The most significant implication is the potential for consumers and business to access a much wider frequency spectrum. Satellite and terrestrial networks convergence is unlocking new innovations which will help connect communities, support emergency response systems, and enabling new possibilities for 5G and future 6G communications across the economy and society. 

Fabrizio De Paolis, ESA’s 5G/6G Implementation Manager, said: “We’re proud to be building truly world-leading connectivity capabilities in Europe and Canada, demonstrations like this showcase how ESA is working hand-in-hand with our industry partners. driving our competitiveness on the global scale.” 

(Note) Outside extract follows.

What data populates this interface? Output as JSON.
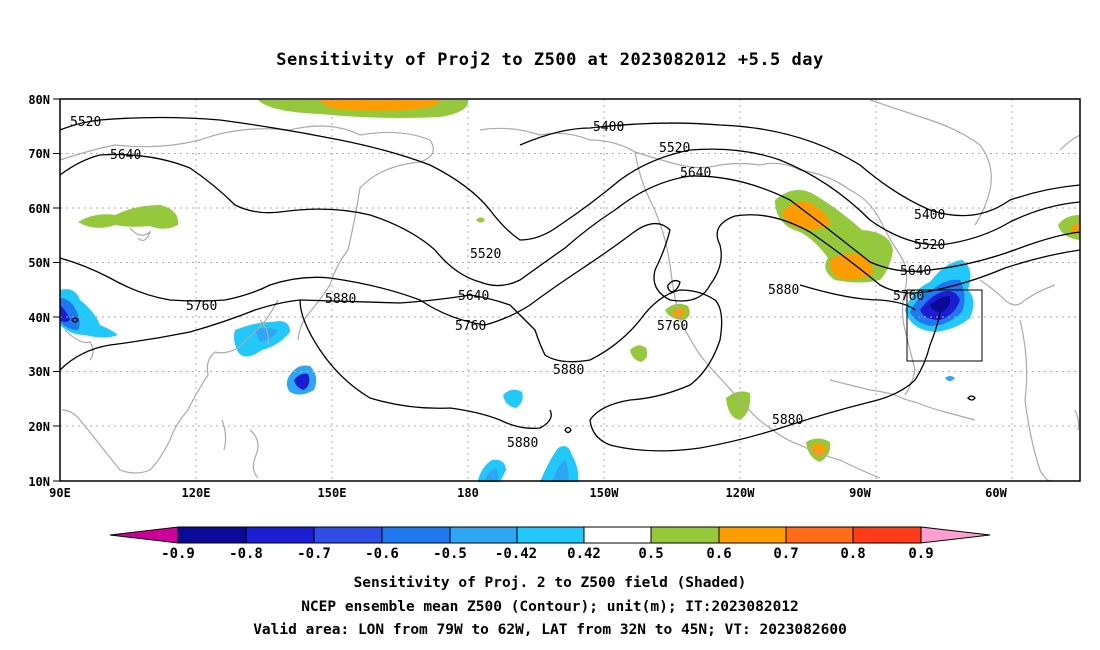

Antonio Franchi, ESA’s Head of Space for 5G/6G and Sustainable Connectivity programme line, said: “We are proud to see our collaboration with Telesat – and now RAL Space – continue to grow, unlocking new opportunities through higher frequency communications. This latest demonstration, supported by the dedicated teams from ESA, is a key step toward enabling new 5G and 6G NTN capabilities. It highlights how our Member States are driving innovation to meet both market needs and societal challenges. Congratulations once again to the entire team!” 

Alberto Ginesi, Head of the Telecom Systems and Techniques Section of the Directorate of Technology, Engineering, and Quality, said: “The quest for higher frequency has always been at the centre of ESA R&D investigations over the last half century. This achievement represents yet another important milestone in that direction and reaffirms the role that the Agency wants to play in helping its member/supporting state industry in exploring innovative systems and technologies.” 

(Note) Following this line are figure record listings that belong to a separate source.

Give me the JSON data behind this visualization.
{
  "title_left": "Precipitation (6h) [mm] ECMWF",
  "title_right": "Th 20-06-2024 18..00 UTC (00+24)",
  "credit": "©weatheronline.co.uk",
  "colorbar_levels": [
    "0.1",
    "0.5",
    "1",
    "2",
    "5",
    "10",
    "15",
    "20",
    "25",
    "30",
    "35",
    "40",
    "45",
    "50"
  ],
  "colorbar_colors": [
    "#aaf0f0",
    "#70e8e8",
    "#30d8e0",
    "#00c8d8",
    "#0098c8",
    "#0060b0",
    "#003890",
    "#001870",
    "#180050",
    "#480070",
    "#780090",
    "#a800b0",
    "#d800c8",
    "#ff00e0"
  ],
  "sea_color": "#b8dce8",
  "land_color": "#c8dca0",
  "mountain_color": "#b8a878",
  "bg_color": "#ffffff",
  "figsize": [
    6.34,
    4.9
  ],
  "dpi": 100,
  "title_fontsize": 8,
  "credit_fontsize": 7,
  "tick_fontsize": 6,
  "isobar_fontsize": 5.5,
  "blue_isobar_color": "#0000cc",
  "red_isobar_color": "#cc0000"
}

Antonio Martellucci, propagation engineer and Nicolas Floury Head of Wave Interaction and Propagation Directorate of Technology, Engineering, and Quality, said, “The experimental assessment of the satellite radio channel and atmospheric propagation effects at high frequencies is an essential step for the design and operation of efficient and reliable satellite services and provides the foundation for radio regulatory studies. This is made possible by the commitment to develop propagation instruments and experimental techniques in ESA programmes.” 

Mario Neri, Telesat’s Director of Spectrum Strategy, Innovation and Space Sustainability said “Telesat applauds this cooperation with ESA and RAL space. Telesat has been continuously innovating to meet the connectivity demands of the future, and the data collected from this demonstration is invaluable as we consider higher frequency bands for future expansion of the Telesat Lightspeed LEO constellation. I’d personally like to recognise and thank Telesat’s engineering professionals who supported this programme.” 

Dr Emal Rumi, Principal Research and Development Engineer at STFC RAL Space said: “We’re witnessing a shift in satellite communications as many operators move from targeting distant geostationary orbits only to increasingly including low earth orbits. This Q-band breakthrough addresses two crucial challenges – the increasing demand for high-speed data, and the rapid growth of LEO telecommunication satellites. Chilbolton Observatory has been driving telecommunication research since the 1980s, and this milestone demonstrates that our expertise in RF design and signal propagation studies is just as relevant today to support partners delivering new research, technologies, and services.”